İİK’nın 72/son maddesinde; menfi tespit ve istirdat davalılarının takibini yapan icra dairesinin bulunduğu yer mahkemesinde açılabileceği gibi davalının yerleşim yeri mahkemesinde de açılabileceği kabul edilmiştir. Bu madde ile menfi tespit davalıların da genel yetki hükümleri yanında, özel yetki kuralıda benimsenmiş, davacıya seçimlik hakkı doğmuştur. Somut olayda takibi yapan icra dairesi ... 1. İcra müdürlüğü olup az yukarıda belirtilen hüküm uyarınca ... Mahkemeleri de açılan menfi tespit davasında yetkili olduğu ve davacı seçimlik hakkını takibin yapıldığı yer mahkemesi olarak kullandığından, mahkemece yetki ilk itirazının reddedilerek işin esasının incelenmesi ve sonuca göre bir karar verilmesi gerekirken dava dilekçesinin yetki yönünden reddine karar verilmesi doğru olmamış bozulması gerekmiştir....

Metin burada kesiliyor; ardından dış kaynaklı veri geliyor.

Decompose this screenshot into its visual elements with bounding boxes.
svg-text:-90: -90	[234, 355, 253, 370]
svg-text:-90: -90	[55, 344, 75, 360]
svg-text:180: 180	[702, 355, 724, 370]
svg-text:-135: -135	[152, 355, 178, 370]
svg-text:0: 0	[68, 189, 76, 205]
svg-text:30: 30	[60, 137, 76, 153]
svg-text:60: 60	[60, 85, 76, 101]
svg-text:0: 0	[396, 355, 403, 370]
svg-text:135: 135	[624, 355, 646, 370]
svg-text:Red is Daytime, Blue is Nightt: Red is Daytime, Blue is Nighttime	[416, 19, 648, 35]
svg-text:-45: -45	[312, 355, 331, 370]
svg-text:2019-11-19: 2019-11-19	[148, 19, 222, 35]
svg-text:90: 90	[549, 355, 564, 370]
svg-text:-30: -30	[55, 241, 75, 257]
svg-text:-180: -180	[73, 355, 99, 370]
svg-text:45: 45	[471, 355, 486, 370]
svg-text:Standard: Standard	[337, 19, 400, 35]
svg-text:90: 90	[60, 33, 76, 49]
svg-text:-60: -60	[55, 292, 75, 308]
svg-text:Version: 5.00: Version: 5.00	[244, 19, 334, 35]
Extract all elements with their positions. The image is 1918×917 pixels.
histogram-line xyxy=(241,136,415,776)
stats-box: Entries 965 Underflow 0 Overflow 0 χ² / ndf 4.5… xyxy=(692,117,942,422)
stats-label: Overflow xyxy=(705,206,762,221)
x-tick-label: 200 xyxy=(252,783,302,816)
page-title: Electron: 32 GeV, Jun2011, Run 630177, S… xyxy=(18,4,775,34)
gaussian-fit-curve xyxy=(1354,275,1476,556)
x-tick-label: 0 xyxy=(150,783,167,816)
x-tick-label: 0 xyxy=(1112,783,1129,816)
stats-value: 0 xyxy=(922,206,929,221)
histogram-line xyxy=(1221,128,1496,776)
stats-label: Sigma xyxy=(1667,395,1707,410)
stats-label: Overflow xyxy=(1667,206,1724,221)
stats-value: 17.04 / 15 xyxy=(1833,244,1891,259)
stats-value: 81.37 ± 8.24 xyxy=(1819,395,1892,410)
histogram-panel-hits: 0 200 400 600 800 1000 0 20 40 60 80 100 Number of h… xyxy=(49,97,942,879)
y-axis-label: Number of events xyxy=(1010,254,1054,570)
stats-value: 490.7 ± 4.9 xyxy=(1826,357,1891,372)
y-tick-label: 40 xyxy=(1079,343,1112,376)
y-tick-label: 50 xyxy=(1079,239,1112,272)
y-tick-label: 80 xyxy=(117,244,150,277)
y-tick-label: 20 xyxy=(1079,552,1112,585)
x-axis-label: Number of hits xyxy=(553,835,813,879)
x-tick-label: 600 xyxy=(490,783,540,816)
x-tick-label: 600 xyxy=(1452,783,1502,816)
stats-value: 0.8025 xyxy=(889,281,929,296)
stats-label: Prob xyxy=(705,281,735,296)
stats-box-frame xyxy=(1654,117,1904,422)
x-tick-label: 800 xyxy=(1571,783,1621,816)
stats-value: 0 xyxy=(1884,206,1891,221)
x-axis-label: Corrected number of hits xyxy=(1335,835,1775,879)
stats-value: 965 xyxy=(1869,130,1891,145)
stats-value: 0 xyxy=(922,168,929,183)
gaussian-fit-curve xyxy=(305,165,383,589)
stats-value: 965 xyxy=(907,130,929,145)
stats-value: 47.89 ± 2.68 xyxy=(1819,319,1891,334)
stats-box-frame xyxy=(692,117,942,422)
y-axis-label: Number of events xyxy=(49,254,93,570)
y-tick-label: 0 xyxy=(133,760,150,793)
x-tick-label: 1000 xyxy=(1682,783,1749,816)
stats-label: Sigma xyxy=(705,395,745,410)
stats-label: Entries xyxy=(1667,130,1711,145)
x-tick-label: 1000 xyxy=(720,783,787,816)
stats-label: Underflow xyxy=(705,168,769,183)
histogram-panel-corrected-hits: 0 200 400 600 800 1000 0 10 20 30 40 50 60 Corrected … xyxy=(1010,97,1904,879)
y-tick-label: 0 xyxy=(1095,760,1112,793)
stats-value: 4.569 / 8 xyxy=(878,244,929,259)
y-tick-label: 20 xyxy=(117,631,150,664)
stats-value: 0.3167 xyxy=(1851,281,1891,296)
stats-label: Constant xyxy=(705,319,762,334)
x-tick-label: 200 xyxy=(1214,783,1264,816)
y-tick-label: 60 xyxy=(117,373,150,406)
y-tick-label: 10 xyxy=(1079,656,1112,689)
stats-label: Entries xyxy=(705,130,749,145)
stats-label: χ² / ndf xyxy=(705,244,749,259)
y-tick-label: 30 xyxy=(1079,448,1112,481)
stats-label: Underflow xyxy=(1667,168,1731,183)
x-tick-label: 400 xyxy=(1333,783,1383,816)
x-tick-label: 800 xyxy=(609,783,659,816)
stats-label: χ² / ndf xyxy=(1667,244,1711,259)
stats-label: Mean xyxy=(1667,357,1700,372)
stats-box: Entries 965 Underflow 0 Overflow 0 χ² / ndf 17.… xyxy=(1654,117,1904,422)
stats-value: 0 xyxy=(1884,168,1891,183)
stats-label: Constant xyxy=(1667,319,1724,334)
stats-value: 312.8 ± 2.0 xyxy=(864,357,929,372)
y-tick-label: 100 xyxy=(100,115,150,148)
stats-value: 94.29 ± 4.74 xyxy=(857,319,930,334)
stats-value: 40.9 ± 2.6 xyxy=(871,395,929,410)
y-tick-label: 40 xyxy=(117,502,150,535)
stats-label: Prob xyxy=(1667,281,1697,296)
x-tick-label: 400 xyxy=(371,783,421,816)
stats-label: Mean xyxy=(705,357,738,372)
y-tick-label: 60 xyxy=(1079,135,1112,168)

DELİLLERİN DEĞERLENDİRİLMESİ VE KANAAT :Dava cari hesaptan kaynaklı menfi tespit ve istirdat talebine ilişkindir.Öncelikle, menfi tespit davası ile ilgili genel bir açıklama yapılmasında ve ilgili yasal düzenlemelerin irdelenmesinde yarar vardır: Gerçekte var olmayan bir borç ya da geçersiz bir hukuki ilişki nedeniyle icra takibine maruz kalması muhtemel olan veya icra takibine maruz kalan bir kimsenin (borçlunun) gerçekte borçlu bulunmadığını ispat için açacağı dava, menfi tespit olarak adlandırılmaktadır. Menfi tespit davası 2004 sayılı İcra ve İflas Kanunu (İİK)’nun 72. maddesinde düzenlenmiştir. Bu maddeye göre, borçlu, icra takibinden önce veya takip sırasında borçlu bulunmadığını ispat için menfi tespit davası açabilir. İcra takibinden önce açılan menfi tespit davasına bakan mahkeme, talep üzerine alacağın yüzde on beşinden aşağı olmamak üzere gösterilecek teminat mukabilinde, icra takibinin durdurulması hakkında ihtiyati tedbir kararı verebilir....
(İİK, m. 72/3) Borçlu, belirtilen şekilde takipten önce veya sonra alacaklıya karşı bir menfi tespit davası açarak bu davayı kazanırsa, hakkındaki icra takibi iptal edilir ve borcu ödemekten kurtulur. Ancak, borçlu borcunu icra dairesine ödedikten sonra, artık menfi tespit davası açamayacaktır. Zira, borçlunun sırf borçlu olmadığının tespitinde, hukuki bir yararı yoktur. Bundan sonra, ödediği paranın geri alınması için bir dava açması söz konusu olur ki, bu da istirdat davasıdır. İİK'nun 72.maddesinde takibe itiraz etmeyen veya itirazın kaldırılmış olması yüzünden borçlu olmadığı bir parayı tamamen ödemek zorunda kalan şahsın, ödediği tarihten itibaren bir sene içinde, umumi hükümler dairesinde mahkemeye başvurarak paranın geriye alınmasını isteyebileceği bildirilmiştir. (Hakan Pekcanıtez, Oğuz Atalay, Meral S. Özkan, Muhammet Özekes, İcra ve İflas Hukuku, s.156-164) Somut olayda, davacı borçlu olmadığı bir parayı ödemek zorunda kaldığını iddia etmiştir....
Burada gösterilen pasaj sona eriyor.